A near-field simultaneous wireless information and power transfer (SWIPT) network is investigated, where the hybrid beamforming architecture is employed at the base station (BS) for information transmission while charging energy harvesting users. A transmit power minimization problem is formulated by jointly optimizing of the analog beamformer, the baseband digital information/energy beamformers, and the number of dedicated energy beams. To tackle the uncertain number of dedicated energy beams, a semidefinite relaxation based rank-one solution construction method is proposed to obtain the optimal baseband digital beamformers under the fixed analog precoder.

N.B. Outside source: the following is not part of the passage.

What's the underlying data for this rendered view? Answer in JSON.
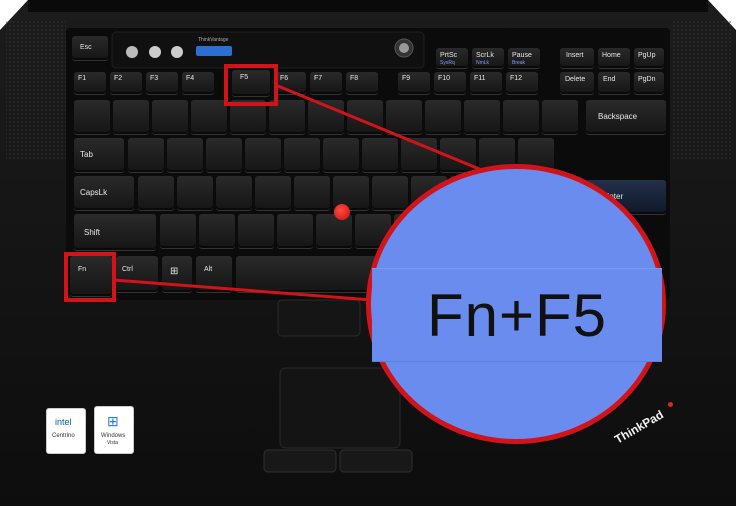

Based on the structure of the optimal baseband digital beamformers, it is proved that no dedicated energy beam is required in near-field SWIPT. To further exploit this insight, a penalty-based two-layer (PTL) algorithm is proposed to optimize the analog beamformer and baseband digital information beamformers. By employing the block coordinate descent method, the optimal analog beamformer and baseband digital information beamformers are obtained in the closed-form expressions. Moreover, to reduce the high computational complexity caused by the large number of antennas, a low-complexity two-stage algorithm is proposed. Numerical results illustrate that: 1) the proposed PTL algorithm can achieve the near-optimal performance; and 2) in contract to the far-field SWIPT, single near-field beamformer can focus the energy on multiple locations.